Create a data pipeline

Let's get started by creating a simple data pipeline. They say that anything complex is made up of simple parts, so use these basic building blocks to go on and conquer the data world with more complex data pipelines.

We will follow these steps:

  1. Create a data pipeline
  2. Choose a trigger
  3. Add processors
  4. Test run your pipeline
  5. Write python code inside a processor
    • Update the python packages
    • Write python code
    • Test the code
  6. Run the pipeline


Create a data pipeline

Go to Pipelines and click the Create button. Create data pipeline


A sidebar will open up and will ask for a name, description and worker group.

Create data pipeline sidebar

Worker groups

A worker group is a group of servers (workers) that will run the code. Workers run as separate servers and can be configured to scale with your analytical workloads.


Choose a trigger

The most basic of triggers is the play trigger. The play trigger starts a pipeline when the Run button is pressed.

Drag the play trigger onto the canvas as the first component of your data pipeline. Add play trigger in data pipeline

Triggers

A trigger is the first step in a data pipeline and, it's the "trigger" that fires off the pipeline to run. There are different types of triggers that can start a pipeline. For example, the scheduler trigger will fire off based on a regular schedule such as every hour or at 8am every Monday.


Add processors

For each processor or step in your pipeline, you can write code that connects, transforms or distributes your data. The worker group or workers is the cluster of servers that run the processors.

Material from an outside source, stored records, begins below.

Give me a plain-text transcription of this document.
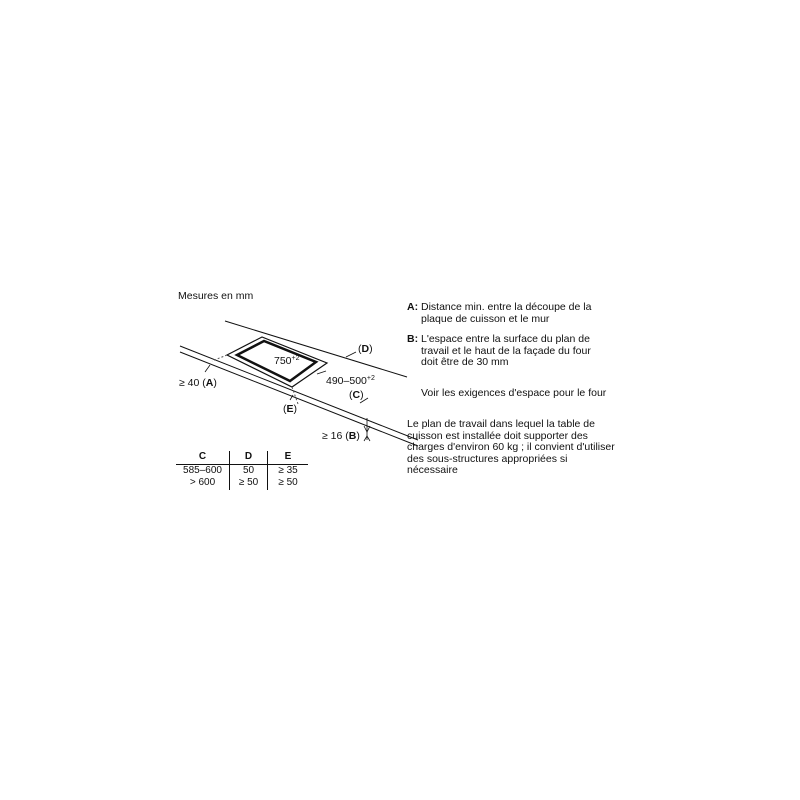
Mesures en mm
$750^{+2}$
$490-500^{+2}$
(D)
(C)
(E)
≥ 40 (A)
≥ 16 (B)
C	D	E
585–600	50	≥ 35
> 600	≥ 50	≥ 50
A: Distance min. entre la découpe de la
plaque de cuisson et le mur
B: L'espace entre la surface du plan de
travail et le haut de la façade du four
doit être de 30 mm
Voir les exigences d'espace pour le four
Le plan de travail dans lequel la table de
cuisson est installée doit supporter des
charges d'environ 60 kg ; il convient d'utiliser
des sous-structures appropriées si
nécessaire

Try creating a pipeline similar to the recording below:

  1. Drag and drop python processors to construct your data pipeline.
  2. Use the connector arrows to join each step.
  3. Save the pipeline by pressing the Save button in the top right hand corner.

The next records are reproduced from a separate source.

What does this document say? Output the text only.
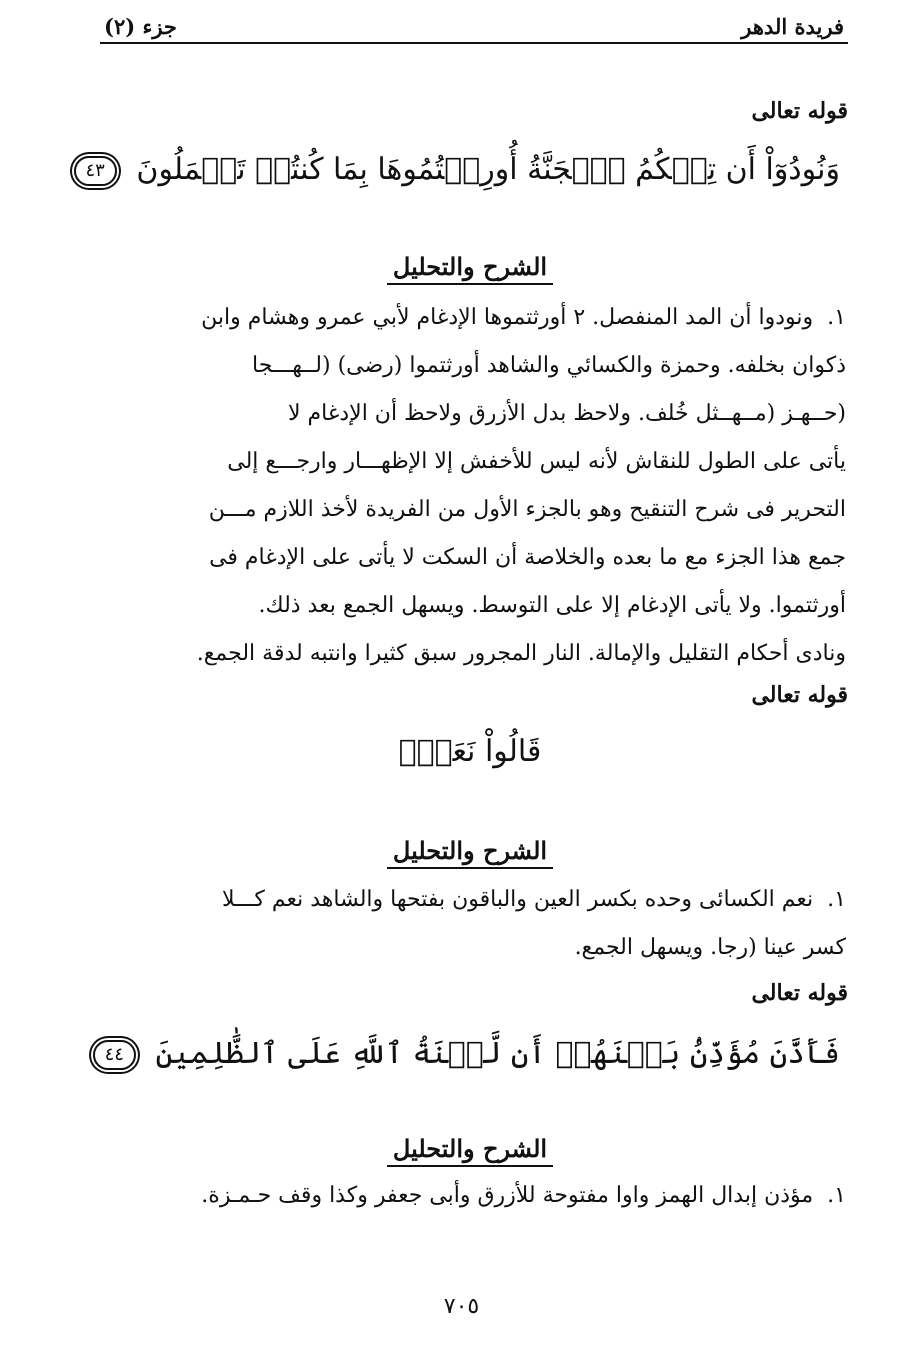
فريدة الدهر
جزء (٢)
قوله تعالى
وَنُودُوٓاْ أَن تِلۡكُمُ ٱلۡجَنَّةُ أُورِثۡتُمُوهَا بِمَا كُنتُمۡ تَعۡمَلُونَ ٤٣
الشرح والتحليل
١.ونودوا أن المد المنفصل. ٢ أورثتموها الإدغام لأبي عمرو وهشام وابن
ذكوان بخلفه. وحمزة والكسائي والشاهد أورثتموا (رضى) (لــهـــجا
(حــهـز (مــهــثل خُلف. ولاحظ بدل الأزرق ولاحظ أن الإدغام لا
يأتى على الطول للنقاش لأنه ليس للأخفش إلا الإظهـــار وارجـــع إلى
التحرير فى شرح التنقيح وهو بالجزء الأول من الفريدة لأخذ اللازم مـــن
جمع هذا الجزء مع ما بعده والخلاصة أن السكت لا يأتى على الإدغام فى
أورثتموا. ولا يأتى الإدغام إلا على التوسط. ويسهل الجمع بعد ذلك.
ونادى أحكام التقليل والإمالة. النار المجرور سبق كثيرا وانتبه لدقة الجمع.
قوله تعالى
قَالُواْ نَعَمۡۚ
الشرح والتحليل
١.نعم الكسائى وحده بكسر العين والباقون بفتحها والشاهد نعم كـــلا
كسر عينا (رجا. ويسهل الجمع.
قوله تعالى
فَأَذَّنَ مُؤَذِّنُۢ بَيۡنَهُمۡ أَن لَّعۡنَةُ ٱللَّهِ عَلَى ٱلظَّٰلِمِينَ ٤٤
الشرح والتحليل
١.مؤذن إبدال الهمز واوا مفتوحة للأزرق وأبى جعفر وكذا وقف حـمـزة.
٧٠٥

The below image shows that you can design processors in your pipeline to run sequentially or in parallel.

Drag drop python processors in your data pipeline


Pipeline design
  1. The Play button is the trigger that will run the pipeline.
  2. Connect customer data, Connect product data and Connect transaction data will run in parallel.
  3. Once the three connect data steps has completed, the Data model step will start.
  4. The final step is the visualisation or distribution step. This will run once point 3 has been completed.

Test run your data pipeline

To test your pipeline, press the Run button. Each step will go through the following cycle:

  1. Queue (Purple) - in the queue or planned to run
  2. Running (Blue) - currently running
  3. Succeeded (Green) - completed successfully
  4. Failed (Red) - an error occurred or pipeline stopped

To see the real-time run logs, click on the three dots on one of the processors and click Logs.

Run your data pipeline


Open the code editor

To open the code editor, click on the three dots on the processor and click on Code.

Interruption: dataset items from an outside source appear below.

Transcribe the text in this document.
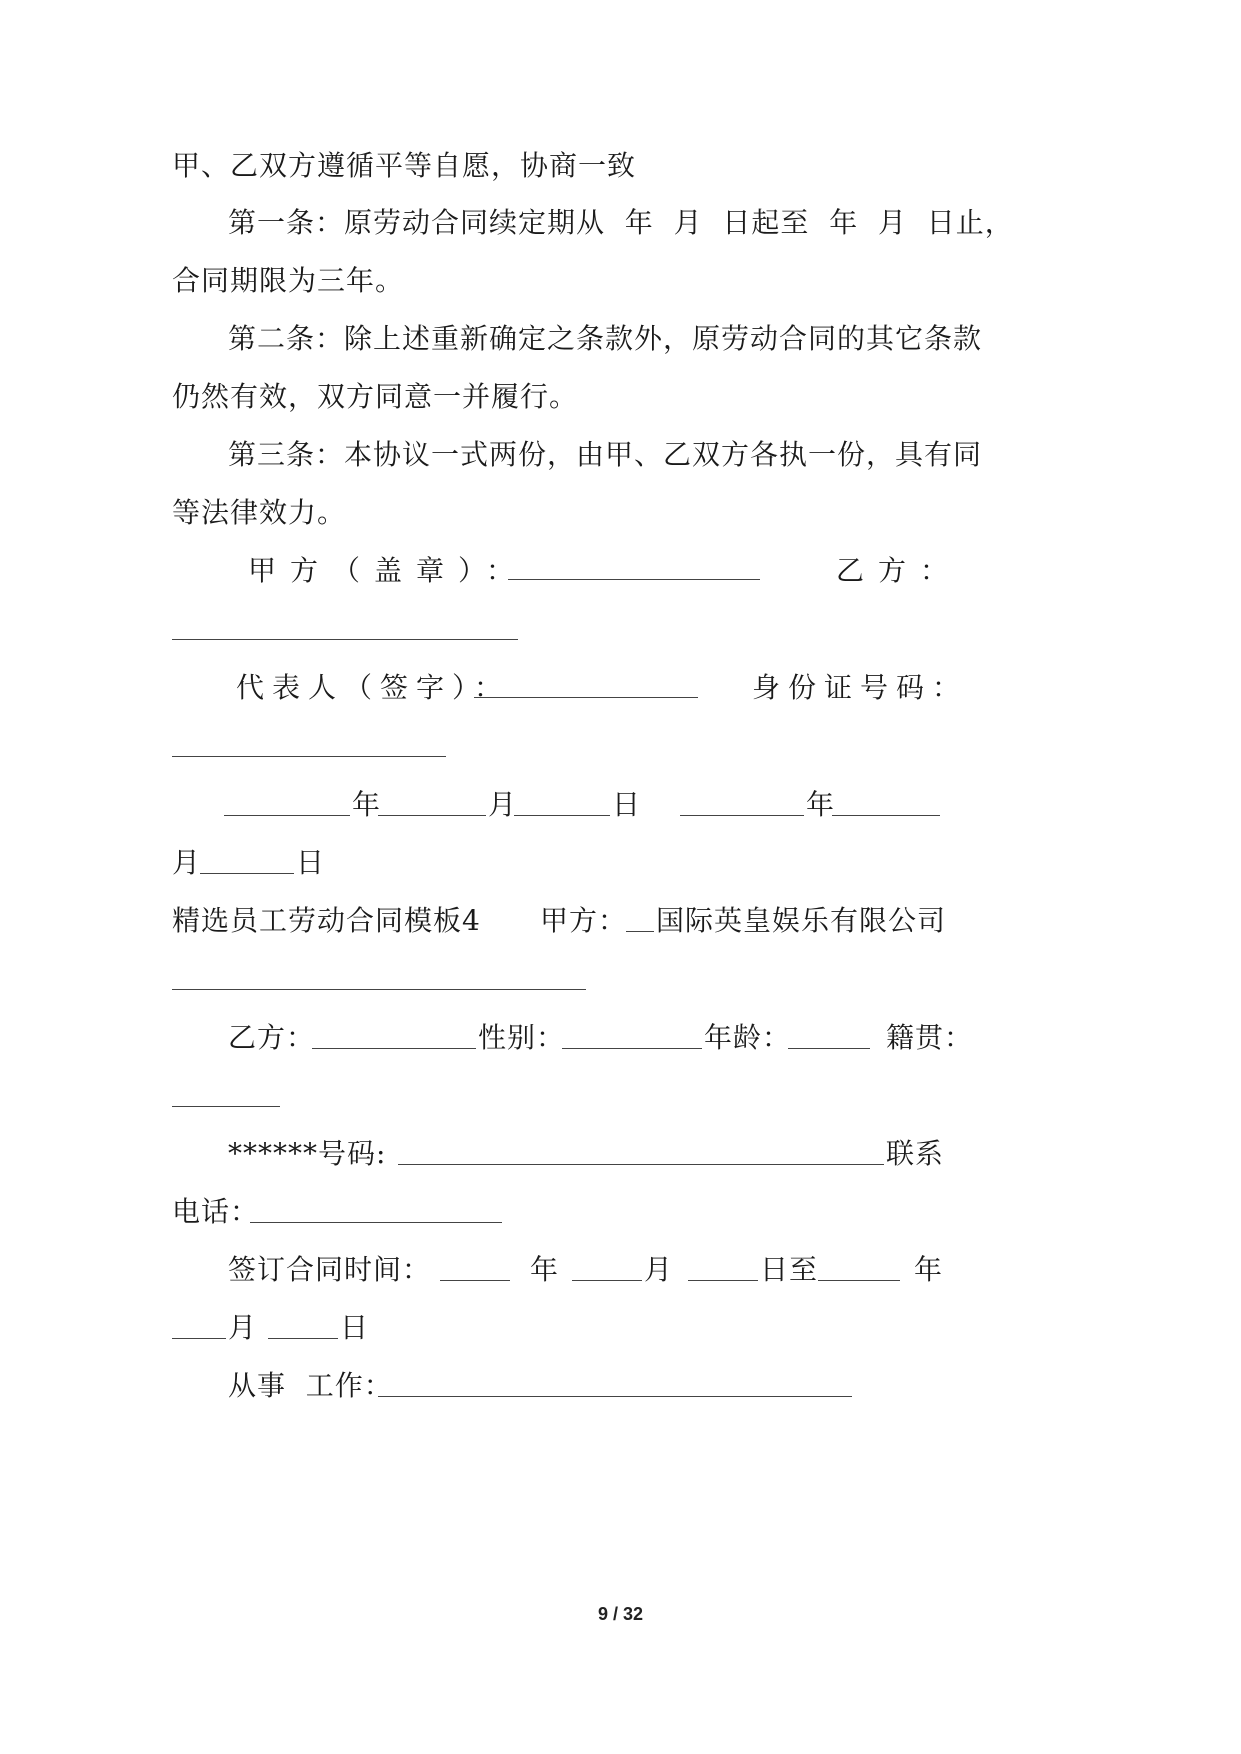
甲、乙双方遵循平等自愿，协商一致
第一条：原劳动合同续定期从  年  月  日起至  年  月  日止，
合同期限为三年。
第二条：除上述重新确定之条款外，原劳动合同的其它条款
仍然有效，双方同意一并履行。
第三条：本协议一式两份，由甲、乙双方各执一份，具有同
等法律效力。
甲方（盖章）：	乙方：
代表人（签字）：	身份证号码：
年	月	日	年
月	日
精选员工劳动合同模板4 甲方： 国际英皇娱乐有限公司
乙方：	性别：	年龄：	籍贯：
******号码:	联系
电话：
签订合同时间：	年	月	日至	年
月	日
从事  工作：
9 / 32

Edit python code in your data pipeline

This will open up the code editor for that step in the pipeline.


Update Python packages

First, we update the Python pip packages that we need.

  1. Click Edit in the Python packages section
  2. Update the packages with these three pip packages
pandas==1.4.0
numpy==1.22.3
dataplane==0.0.5
  1. Click the Install button

Install python pip packages


Write and test python code

To add logic or code, we will update the dp-entrypoint.py file. This is the default entry point for the python processor.

  1. Click on dp-entrypoint.py to open the file
  2. Add the below test code to dp-entrypoint.py
  3. Press Save
  4. Press Run

Your result should look like this. Write and test python code

import numpy as np
import pandas as pd
import dataplane

s = pd.Series([1, 3, 5, np.nan, 6, 8])

print(s.info)

dates = pd.date_range("20130101", periods=6)

print(dates)

df = pd.DataFrame(np.random.randn(6, 4), index=dates, columns=list("ABCD"))

print(df)

df = pd.DataFrame(np.random.randn(6, 4), index=dates, columns=list("ABCD"))

print(df)

info

You can fully replace the code. It is safe to remove any print statements at the top which usually look similar to this:

print("Pipeline id: d81e1c73-b45f-4ff2-81a8-70604606045b")
print("Node id: 2cefb087-dbb6-48bc-91b8-6708ec6e5606")

Run your pipeline

Close the code editor and you will be taken back to the pipeline page.

Press Run.

Congratulations, you have successfully built, tested and run a data pipeline on Dataplane 🎉🎉🎉